Ray Data
This is not quite the ML topic, but more about using Ray Data library to run batch progressing. Yes, the core function of Ray Data is batch progress, and here are some learnings
1. Data ingestion
It can read in multiple data formats by ray.data.read_format()
. Here I want to demo from a basic dictionary as input
all_docs = []
for i in range(100):
all_docs.append({"id": i,"doc": "this is a dummy doc with id "+str(i)})

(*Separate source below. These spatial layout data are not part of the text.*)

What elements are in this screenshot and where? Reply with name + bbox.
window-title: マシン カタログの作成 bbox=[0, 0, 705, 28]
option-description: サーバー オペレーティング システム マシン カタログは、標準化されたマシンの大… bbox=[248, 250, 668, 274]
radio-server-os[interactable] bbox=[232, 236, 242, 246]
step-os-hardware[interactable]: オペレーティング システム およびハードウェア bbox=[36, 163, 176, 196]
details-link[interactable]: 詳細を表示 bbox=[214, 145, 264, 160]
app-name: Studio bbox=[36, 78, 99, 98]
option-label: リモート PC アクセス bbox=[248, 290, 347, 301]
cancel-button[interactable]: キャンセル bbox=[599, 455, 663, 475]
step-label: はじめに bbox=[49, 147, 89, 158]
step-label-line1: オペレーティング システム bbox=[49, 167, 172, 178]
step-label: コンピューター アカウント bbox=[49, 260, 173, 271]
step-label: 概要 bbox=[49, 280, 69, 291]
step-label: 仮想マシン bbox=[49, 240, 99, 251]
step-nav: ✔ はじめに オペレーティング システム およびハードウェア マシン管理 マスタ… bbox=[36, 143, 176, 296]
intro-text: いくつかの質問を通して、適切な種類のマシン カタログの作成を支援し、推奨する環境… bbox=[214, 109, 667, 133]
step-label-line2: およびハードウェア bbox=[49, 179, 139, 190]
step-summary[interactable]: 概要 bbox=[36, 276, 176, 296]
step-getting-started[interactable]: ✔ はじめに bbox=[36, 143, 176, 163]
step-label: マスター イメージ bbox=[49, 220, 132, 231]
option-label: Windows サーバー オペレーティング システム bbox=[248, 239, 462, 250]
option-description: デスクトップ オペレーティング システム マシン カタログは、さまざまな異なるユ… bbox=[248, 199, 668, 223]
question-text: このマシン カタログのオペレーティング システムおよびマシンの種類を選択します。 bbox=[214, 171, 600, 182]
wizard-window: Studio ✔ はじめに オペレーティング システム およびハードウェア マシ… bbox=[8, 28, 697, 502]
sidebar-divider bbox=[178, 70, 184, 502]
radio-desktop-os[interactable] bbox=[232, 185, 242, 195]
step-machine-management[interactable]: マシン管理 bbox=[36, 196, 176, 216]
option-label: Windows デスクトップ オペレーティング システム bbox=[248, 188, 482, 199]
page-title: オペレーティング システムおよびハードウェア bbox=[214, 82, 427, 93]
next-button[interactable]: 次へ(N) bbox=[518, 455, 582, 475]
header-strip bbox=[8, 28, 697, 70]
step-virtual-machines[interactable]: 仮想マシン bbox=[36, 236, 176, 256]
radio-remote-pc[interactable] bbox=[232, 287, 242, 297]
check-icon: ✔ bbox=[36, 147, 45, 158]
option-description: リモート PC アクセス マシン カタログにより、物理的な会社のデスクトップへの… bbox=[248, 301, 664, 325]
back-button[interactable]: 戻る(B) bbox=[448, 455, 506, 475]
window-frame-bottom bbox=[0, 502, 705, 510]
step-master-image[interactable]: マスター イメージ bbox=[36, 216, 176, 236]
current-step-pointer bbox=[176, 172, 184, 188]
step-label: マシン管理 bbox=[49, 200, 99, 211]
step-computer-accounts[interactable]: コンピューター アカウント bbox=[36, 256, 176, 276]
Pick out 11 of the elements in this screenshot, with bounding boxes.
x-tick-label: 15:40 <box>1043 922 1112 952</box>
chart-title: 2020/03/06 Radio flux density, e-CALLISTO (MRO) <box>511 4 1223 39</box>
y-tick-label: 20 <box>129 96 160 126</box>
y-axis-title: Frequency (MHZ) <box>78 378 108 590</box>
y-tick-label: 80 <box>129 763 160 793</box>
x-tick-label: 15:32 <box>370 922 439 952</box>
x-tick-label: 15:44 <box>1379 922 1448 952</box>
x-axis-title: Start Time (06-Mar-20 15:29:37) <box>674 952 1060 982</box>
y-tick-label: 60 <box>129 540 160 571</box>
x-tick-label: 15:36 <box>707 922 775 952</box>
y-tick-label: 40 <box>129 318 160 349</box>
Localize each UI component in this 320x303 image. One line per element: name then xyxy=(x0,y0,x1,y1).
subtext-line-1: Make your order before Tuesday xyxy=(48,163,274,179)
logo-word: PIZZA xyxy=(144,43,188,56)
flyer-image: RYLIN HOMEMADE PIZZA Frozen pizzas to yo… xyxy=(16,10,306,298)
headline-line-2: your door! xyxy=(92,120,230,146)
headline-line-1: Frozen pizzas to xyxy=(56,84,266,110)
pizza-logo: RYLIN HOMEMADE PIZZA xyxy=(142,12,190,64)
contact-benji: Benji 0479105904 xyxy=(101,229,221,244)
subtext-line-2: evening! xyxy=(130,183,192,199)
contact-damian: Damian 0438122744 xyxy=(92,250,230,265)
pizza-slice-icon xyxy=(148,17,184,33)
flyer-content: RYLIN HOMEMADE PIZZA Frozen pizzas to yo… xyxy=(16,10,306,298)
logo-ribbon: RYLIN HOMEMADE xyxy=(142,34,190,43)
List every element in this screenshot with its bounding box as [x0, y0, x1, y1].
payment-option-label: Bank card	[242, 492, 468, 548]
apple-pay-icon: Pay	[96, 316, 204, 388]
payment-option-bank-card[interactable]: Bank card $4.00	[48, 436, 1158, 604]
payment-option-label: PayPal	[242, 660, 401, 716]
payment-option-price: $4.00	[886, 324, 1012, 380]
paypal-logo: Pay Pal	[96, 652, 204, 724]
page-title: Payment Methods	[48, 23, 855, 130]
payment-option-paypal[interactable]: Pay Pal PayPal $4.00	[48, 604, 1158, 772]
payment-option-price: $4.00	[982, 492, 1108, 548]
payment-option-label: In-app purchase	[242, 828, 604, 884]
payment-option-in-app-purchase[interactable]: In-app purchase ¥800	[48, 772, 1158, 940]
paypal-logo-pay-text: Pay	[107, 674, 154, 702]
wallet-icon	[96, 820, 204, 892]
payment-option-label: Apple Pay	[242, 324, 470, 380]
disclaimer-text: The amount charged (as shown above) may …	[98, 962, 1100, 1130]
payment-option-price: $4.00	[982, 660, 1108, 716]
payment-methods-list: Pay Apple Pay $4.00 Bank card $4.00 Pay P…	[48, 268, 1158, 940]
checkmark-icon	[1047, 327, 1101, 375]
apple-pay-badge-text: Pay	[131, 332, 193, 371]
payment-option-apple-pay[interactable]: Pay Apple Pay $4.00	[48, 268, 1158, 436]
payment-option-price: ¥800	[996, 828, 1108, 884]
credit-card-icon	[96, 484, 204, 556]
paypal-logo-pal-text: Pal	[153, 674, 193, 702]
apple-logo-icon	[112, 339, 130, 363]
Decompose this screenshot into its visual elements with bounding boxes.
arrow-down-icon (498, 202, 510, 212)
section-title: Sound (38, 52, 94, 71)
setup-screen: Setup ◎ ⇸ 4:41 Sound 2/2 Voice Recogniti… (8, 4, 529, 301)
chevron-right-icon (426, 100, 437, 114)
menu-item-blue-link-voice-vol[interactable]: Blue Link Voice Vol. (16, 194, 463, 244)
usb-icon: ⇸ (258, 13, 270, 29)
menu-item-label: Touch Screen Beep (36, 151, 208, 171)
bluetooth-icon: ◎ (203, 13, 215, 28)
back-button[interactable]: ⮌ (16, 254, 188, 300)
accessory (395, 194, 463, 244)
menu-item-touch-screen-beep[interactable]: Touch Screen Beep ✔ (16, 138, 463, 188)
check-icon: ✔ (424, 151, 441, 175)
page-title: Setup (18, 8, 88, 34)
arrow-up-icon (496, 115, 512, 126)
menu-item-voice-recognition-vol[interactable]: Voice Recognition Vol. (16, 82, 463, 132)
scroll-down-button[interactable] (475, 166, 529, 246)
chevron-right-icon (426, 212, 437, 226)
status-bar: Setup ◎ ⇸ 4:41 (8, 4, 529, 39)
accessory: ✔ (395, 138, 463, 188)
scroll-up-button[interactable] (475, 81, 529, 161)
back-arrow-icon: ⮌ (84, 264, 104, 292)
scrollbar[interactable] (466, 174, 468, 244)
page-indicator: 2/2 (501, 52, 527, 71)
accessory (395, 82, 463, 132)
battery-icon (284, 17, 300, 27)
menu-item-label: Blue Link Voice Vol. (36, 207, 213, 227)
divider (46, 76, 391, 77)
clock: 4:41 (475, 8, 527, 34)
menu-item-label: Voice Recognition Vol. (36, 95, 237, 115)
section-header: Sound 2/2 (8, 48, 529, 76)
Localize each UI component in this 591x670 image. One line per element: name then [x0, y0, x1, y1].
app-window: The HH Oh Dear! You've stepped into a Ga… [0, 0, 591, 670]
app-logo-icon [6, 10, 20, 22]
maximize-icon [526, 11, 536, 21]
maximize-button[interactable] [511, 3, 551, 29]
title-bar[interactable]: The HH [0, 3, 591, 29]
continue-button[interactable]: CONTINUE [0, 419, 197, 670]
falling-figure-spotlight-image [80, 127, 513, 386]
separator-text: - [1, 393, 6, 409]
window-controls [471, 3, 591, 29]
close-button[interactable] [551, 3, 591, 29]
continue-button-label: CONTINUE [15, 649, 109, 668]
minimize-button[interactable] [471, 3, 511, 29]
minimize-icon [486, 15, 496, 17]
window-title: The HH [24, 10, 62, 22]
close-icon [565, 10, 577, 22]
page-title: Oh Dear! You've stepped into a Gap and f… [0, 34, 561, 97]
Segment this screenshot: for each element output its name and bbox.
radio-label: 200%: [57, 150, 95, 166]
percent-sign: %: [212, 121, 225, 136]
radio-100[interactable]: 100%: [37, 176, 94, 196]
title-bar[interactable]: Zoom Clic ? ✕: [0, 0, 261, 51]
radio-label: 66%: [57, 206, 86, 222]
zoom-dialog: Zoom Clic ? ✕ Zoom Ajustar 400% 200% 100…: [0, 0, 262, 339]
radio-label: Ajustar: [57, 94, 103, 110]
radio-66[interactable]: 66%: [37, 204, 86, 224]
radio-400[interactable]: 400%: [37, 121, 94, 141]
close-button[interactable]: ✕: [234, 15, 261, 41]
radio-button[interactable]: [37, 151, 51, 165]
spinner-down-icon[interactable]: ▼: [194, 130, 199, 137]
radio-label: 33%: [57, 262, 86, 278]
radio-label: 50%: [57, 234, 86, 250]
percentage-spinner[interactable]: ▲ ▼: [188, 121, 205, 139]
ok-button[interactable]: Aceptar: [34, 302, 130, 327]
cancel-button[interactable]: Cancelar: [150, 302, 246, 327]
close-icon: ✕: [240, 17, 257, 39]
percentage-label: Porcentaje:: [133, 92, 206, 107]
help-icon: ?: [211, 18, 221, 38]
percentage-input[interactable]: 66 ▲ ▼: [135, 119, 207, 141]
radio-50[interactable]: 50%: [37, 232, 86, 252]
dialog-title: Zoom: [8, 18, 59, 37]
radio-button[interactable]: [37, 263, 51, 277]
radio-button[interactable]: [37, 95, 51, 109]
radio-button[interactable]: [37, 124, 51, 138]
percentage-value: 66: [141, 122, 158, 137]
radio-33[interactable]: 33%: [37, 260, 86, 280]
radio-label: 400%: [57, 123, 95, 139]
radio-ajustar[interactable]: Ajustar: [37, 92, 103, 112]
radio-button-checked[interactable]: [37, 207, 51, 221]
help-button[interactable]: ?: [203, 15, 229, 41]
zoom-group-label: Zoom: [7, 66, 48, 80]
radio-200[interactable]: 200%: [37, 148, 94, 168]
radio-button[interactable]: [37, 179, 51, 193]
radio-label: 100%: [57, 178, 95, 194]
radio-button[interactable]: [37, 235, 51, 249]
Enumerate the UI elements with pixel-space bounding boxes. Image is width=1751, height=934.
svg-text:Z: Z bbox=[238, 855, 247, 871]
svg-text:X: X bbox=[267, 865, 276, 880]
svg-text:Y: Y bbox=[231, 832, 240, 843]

ds = ray.data.from_items(all_docs)
You can view the data by show()
or take_batch()
function.
ds.show(2)
#{'id': 0, 'doc': 'this is a dummy doc with id 0'}
#{'id': 1, 'doc': 'this is a dummy doc with id 1'}
ds.take_batch(2)
#{
# 'id': array([0, 1]),
# 'doc': array(['this is a dummy doc with id 0', 'this is a dummy doc with id 1'], dtype=object)}
The take_batch
output is actually the input into map functions.
2. map, flat_map and map_batch
Let’s define an embedding function first
import openai
def generate_embedding(doc_batch):
# Call embedding endpoint
client = openai.OpenAI(
base_url = "https://api.endpoints.anyscale.com/v1",
api_key = "ANYSCALE_API_TOKEN"
)
# Note: not all arguments are currently supported and will be ignored by the backend.
resp = client.embeddings.create(
model="thenlper/gte-large",
input=list(doc_batch['doc']),
)
#return doc_batch
doc_batch["embeddings"] = [resp.data[i].embedding for i,_ in enumerate(doc_batch["doc"])]
return doc_batch
When you call map_batch, the doc_batch
input to the embedding function, is same as the output of ds.take_batch(5)
, because we set batch_size
to 5.
ds_out = ds.map_batches(generate_embedding, batch_size=5)
# generate_embedding will get input as
# {'id': array([0, 1, 2, 3, 4]), 'doc': array()}
# will iterate over all input
And when you write output, you should also write a new key ‘embeddings’ with List value, lising all 5 embedding arrays. Then you can use show
or take_batch
to see the contents of ds_out
.
You can use map call as well, so instead of sending in a batch of items, it will send in one item at a time, so it’s like the output show
. So you need to modify function as below
def generate_embedding(doc_single_row):
...
resp = client.embeddings.create(
model="thenlper/gte-large",
#input=list(doc_batch['doc']),
# If you call list(), it will generate a character list of the string, like ['t','h','i',...]
input=doc_single_row['doc'],
)
...
map
have to return a dic, and value could be a list , but list of dics are NOT allowed
def duplicate_row(row):
## This gives error
# return {'key':['value':row['id']]}
return {'key':[row['id'],row['id']]}
print(
ray.data.range(3)
.map(duplicate_row)
.take_all()
)
##print results
##[{'key': [0, 0]}, {'key': [1, 1]}, {'key': [2, 2]}]
Last concept is flat_map, which is same as map to process one row at a time, but flat the results.
def generate_embedding(doc_single_row):
...
doc_batch["embeddings"] = resp.data[0].embedding
# Need to add [] for flat map
return [doc_batch]
# You can also try following code to see how exactly flat wors
#return [doc_batch] * 2
flat_map
has to return a list of dics w same keys(or consider it as a list of map
output)
def duplicate_row(row):
## error if keys are different
# return [{'key1':row['id']},{'key2':row['id']}]
return [{'key':row['id']},{'key':row['id']}]
print(
ray.data.range(3)
.flat_map(duplicate_row)
.take_all()
)
##print results
##[{'key': 0}, {'key': 0}, {'key': 1}, {'key': 1}, {'key': 2}, {'key': 2}]
3. batch size and some other parameters
bath_size controls the size of the batch, which is the most significant parameter.